房间里突然安静了,连窗外树叶的摩擦声都听得清清楚楚。

枯木抬起头,眼神变得灰败而阴沉,声音沙哑得厉害:

“这世上,可真是什么都瞒不住大理寺啊……”

“大人既然查到了这一层,贫道也不瞒了。”

枯木咬牙切齿,眼底泛起红血丝:“没错,那‘延寿丹’的方子,是我枯木的!是我在自家丹房里守了整整十年,试药试到吐血才配出来的!”

林野靠在门口,挑眉道:“既然是你的,怎么成了青松的招牌?”

“因为他是观主!他有那张道貌岸然的脸!”

枯木狠狠锤了一下大腿,铁链哗啦作响。

“一年前,方子刚成,就被他以‘检验’为名骗了去。
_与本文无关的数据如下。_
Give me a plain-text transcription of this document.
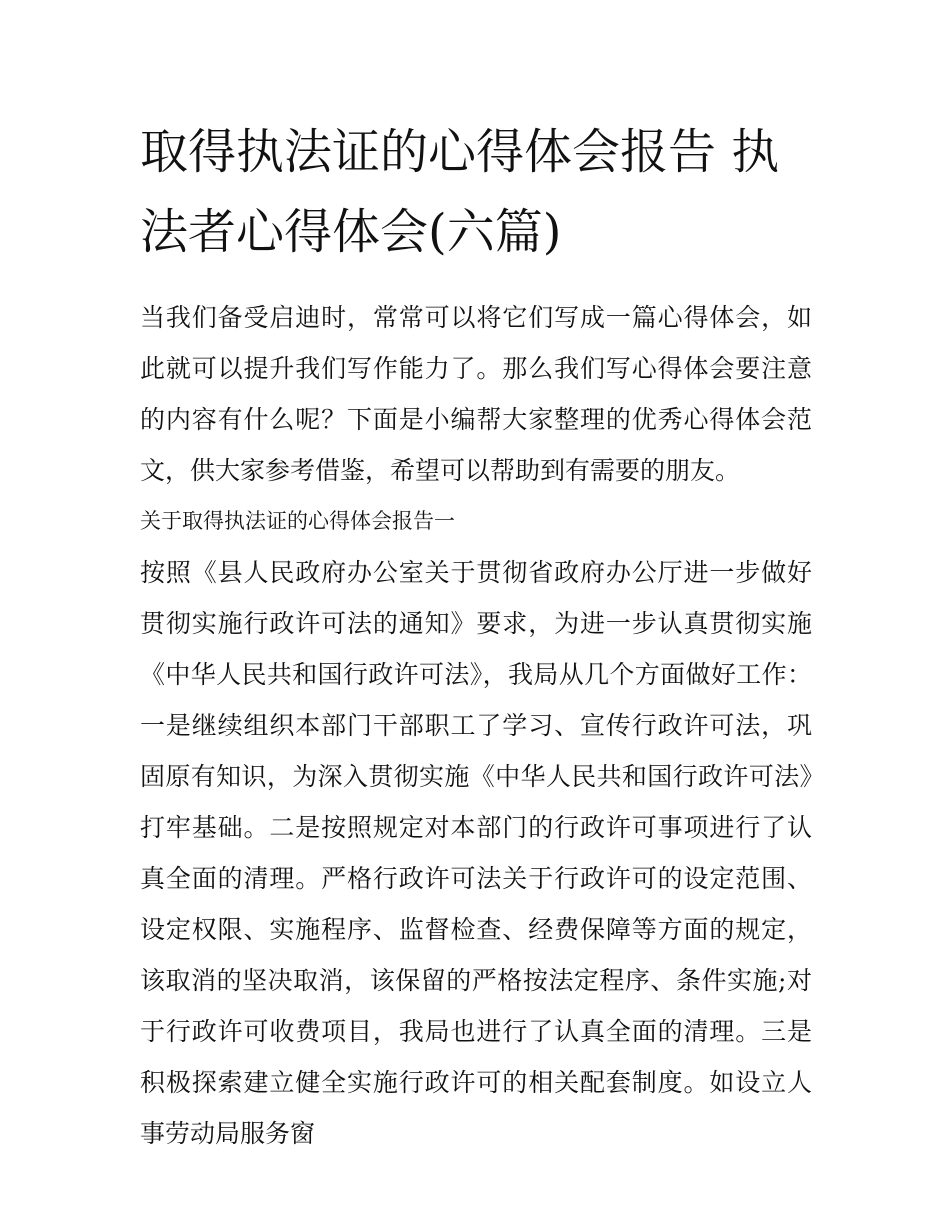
取得执法证的心得体会报告 执法者心得体会(六篇)

当我们备受启迪时，常常可以将它们写成一篇心得体会，如此就可以提升我们写作能力了。那么我们写心得体会要注意的内容有什么呢？下面是小编帮大家整理的优秀心得体会范文，供大家参考借鉴，希望可以帮助到有需要的朋友。

关于取得执法证的心得体会报告一

按照《县人民政府办公室关于贯彻省政府办公厅进一步做好贯彻实施行政许可法的通知》要求，为进一步认真贯彻实施《中华人民共和国行政许可法》，我局从几个方面做好工作：一是继续组织本部门干部职工了学习、宣传行政许可法，巩固原有知识，为深入贯彻实施《中华人民共和国行政许可法》打牢基础。二是按照规定对本部门的行政许可事项进行了认真全面的清理。严格行政许可法关于行政许可的设定范围、设定权限、实施程序、监督检查、经费保障等方面的规定，该取消的坚决取消，该保留的严格按法定程序、条件实施;对于行政许可收费项目，我局也进行了认真全面的清理。三是积极探索建立健全实施行政许可的相关配套制度。如设立人事劳动局服务窗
转头他就进献给了宫里的贵人,说是受天尊点化所得。

“一夜之间,青松成了活神仙,受万人敬仰,而我呢?我依然只是个负责烧火看炉子的师弟!

“虽然他为了封口,分了我三成利,但我要的是钱吗?我要的是名留青史,我要的是大舜第一炼丹师的名号!”

“我明明比他青松更强!”

苏宴冷冷地看着他:“他夺走了本应属于你的荣光,所以,这便是动机。”

苏宴放下茶盏,起身。

“走,去第三个房间。看看那位魏夫人。”

第三间审讯室里,魏夫人并没有像枯木那样失态。

她安静地坐着,双手合十,夹着一块残破的玉佩,眼神望天,似是在祈祷。

“魏夫人。”林野走上前,看到了那块玉佩,并没有用审讯的口吻,而是放缓了声音,“这块玉佩,是你女儿的吧?”

魏夫人的手指猛地收紧,指节发白。

“大理寺查过,一年前,你女儿魏婉儿来青虚观祈福,随后失踪。”

苏宴翻开卷宗,声音平淡却犀利:“官府结案说是误入深山坠崖,尸骨无存。但作为母亲,你怀疑过这个结果吧。”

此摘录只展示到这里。